Reliable Communication Through a Noisy Channel
April 15, 2026
- Post status: quick throwback through my ancient infotheory lecture notes
- In plain words: David MacKay taught me about thinking
- Writing style: curated course moments
In brief Always write out the probability of everything. Lecture 6. The one idea I think about most.
I. The most remarkable piece of mathematics of the last century through examples
Design a disk drive & make the first thousand customers happy with 99% probability over five years. Work it out: you need a bit error rate around \(10^{-15}\) Learn to add redundancy in a cunning way. (@22m26s, Lecture 1)
For any channel, at any rate below capacity, with arbitrarily low probability of error, this is possible. Shannon’s noisy channel coding theorem.
The ball-weighing problem. Take 12 balls, one heavier. You get 3 weighings. Pick the first grouping: the one that maximises entropy over outcomes — the experiment whose results would surprise you most uniformly. Not 6v6 (1 bit). Not 5v5 (1.48 bits). Go 4v4 (1.58 bits). Always pick the question that most evenly splits your uncertainty. (@24m13s, Lecture 2)
The identical twins. Accept that all compression algorithms assume an identical twin on the other side who would make the same guesses as yourself. Encoder and decoder share a model. Without that, communication is impossible. (@29m32s, Lecture 5)
Perfectly compressed looks random. Build an optimal symbol code for a skewed distribution & ask: what’s the probability of a random bit being 1? Intuition says 1/3. Wrong — it’s 1/2. If it weren’t, compress further. Perfect compression erases all visible structure. (@7m57s, Lecture 6)
The card trick. Try Monty Hall with cards (BW, WW, BB). Watch intuitions fail. The remedy: always write out the probability of everything. Enumerate the joint. Condition. Don’t shortcut. (@34m5s, Lecture 6)

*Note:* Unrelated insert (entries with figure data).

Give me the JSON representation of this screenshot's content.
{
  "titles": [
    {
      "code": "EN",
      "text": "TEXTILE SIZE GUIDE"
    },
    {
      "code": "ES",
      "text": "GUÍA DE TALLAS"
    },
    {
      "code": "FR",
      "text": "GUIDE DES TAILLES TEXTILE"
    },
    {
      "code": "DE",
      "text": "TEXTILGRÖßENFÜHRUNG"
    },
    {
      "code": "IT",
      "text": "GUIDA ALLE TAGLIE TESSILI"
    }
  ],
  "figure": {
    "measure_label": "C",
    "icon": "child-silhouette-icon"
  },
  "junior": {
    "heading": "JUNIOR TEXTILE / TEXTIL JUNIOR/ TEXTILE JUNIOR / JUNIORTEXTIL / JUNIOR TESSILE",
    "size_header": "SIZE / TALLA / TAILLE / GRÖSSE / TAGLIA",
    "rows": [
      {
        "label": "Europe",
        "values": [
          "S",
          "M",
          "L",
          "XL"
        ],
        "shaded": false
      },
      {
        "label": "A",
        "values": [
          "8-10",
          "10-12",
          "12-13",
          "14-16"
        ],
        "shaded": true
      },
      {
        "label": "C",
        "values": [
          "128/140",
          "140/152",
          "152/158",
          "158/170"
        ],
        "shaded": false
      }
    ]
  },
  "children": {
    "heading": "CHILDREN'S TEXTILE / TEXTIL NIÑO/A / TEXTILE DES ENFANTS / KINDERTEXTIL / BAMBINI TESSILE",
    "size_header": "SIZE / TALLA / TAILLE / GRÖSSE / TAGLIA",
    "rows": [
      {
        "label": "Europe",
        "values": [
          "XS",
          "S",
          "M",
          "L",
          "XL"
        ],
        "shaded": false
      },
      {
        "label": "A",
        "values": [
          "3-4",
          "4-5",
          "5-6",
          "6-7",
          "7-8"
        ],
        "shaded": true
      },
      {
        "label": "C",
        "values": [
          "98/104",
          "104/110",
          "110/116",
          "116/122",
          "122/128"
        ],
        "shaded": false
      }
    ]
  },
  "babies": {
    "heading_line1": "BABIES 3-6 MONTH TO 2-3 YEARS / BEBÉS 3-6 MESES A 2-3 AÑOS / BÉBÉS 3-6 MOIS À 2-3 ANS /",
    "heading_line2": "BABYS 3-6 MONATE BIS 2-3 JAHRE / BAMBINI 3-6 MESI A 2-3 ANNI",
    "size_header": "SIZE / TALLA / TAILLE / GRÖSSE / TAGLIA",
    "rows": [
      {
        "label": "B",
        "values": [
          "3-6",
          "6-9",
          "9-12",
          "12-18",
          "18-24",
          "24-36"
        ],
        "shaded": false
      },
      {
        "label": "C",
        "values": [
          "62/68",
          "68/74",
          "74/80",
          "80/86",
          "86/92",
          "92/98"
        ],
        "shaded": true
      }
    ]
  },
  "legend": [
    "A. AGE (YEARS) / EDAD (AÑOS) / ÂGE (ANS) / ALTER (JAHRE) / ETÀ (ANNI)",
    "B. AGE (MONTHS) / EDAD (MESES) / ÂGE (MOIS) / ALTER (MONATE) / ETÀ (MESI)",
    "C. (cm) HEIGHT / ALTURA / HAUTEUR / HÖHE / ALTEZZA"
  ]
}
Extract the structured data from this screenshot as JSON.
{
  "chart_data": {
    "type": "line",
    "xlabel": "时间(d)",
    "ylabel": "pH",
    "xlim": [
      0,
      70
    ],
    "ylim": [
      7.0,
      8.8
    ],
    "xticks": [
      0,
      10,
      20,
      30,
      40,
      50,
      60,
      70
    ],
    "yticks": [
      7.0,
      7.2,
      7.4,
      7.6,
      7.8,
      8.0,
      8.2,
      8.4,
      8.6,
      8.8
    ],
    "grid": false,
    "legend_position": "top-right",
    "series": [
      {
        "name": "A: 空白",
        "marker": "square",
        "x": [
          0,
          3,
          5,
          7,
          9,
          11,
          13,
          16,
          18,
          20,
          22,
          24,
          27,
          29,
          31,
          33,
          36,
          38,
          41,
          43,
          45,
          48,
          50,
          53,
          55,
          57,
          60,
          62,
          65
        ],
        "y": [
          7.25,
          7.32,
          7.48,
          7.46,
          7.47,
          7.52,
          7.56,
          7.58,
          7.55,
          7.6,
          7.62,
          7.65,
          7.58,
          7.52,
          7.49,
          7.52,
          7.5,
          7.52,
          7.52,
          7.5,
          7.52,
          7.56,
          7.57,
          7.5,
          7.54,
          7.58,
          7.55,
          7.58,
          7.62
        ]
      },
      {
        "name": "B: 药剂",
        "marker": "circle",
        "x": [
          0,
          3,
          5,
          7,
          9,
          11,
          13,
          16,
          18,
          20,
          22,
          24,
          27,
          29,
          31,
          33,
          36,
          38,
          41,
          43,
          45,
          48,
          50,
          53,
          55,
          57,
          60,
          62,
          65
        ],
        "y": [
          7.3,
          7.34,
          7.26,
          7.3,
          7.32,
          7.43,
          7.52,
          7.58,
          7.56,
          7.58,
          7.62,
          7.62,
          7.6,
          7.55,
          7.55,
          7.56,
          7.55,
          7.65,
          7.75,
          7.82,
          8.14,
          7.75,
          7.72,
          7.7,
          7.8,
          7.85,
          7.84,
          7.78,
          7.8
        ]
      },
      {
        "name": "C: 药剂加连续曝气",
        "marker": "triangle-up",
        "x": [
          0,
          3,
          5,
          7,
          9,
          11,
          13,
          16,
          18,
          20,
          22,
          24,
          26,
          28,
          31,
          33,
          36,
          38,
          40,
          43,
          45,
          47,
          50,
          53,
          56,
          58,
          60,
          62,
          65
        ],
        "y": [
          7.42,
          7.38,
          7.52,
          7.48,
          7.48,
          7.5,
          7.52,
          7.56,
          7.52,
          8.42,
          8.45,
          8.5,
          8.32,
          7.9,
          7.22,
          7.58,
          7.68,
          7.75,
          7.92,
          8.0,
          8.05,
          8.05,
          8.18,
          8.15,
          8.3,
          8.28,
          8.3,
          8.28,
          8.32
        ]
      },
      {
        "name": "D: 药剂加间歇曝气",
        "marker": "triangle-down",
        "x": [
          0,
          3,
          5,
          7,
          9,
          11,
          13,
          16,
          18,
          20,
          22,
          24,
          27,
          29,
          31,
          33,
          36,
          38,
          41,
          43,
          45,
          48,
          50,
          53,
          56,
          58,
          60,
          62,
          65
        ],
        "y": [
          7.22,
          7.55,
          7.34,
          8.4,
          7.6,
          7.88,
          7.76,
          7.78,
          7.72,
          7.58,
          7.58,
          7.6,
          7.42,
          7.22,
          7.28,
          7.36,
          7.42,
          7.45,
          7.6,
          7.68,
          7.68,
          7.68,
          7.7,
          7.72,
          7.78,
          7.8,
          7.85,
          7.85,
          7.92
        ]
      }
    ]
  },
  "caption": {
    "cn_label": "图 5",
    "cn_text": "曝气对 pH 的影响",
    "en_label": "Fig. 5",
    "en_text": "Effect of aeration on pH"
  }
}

The explicit \(I\) Add a term \(I\) to every probability expression — \(\mathbb{P}(x \mid H, I)\)— for “any other assumptions we’re making.” Most people leave this implicit. Don’t. Reason about the hypothesis space; name the assumptions that define it. (@50m15s, Lecture 10)
Learning as inference. Write the posterior of neural network weights:
\[\Pr(W \mid \mathcal{D}, H) = \frac{\exp(-M(W))}{Z}\]“If somebody minimises a value, I will take the inverse and interpret it as a probability.” Recognise that optimisation is inference & training is communication. (@1h1m37s, Lecture 15)
II. One Idea: think in terms of the hypothesis space
Bayesian thinking as a habit of mind.
- Entropy asks: how spread out is the space?
- Compression asks: how small is the typical set?
- Channel coding asks: how many non-overlapping regions fit?
- Inference asks: what does the posterior over the space look like?
All the same question in a different trench-coat: what is the structure of the hypothesis space, and how do I navigate it?
From my original notes of Lecture 4:
The claim Shannon is making is “the more probable something is, the less information it carries.” It’s a classic case of edge-case analysis in some sense, i.e. if something always happens then I know it will happen. In some sense this is also what modeling and abstraction is trying to tackle in general; find a proper coarse graining at which you are not anymore surprised by some phenomena, or at least you are far less surprised by it.
The job of a model — any model — is to find the level of description where surprise vanishes. Shannon’s information content \((x) = \log \frac{1}{p(x)}\) just makes that precise.
David was a great communicator. His 240p YouTube lectures are lossy, but the signal is not.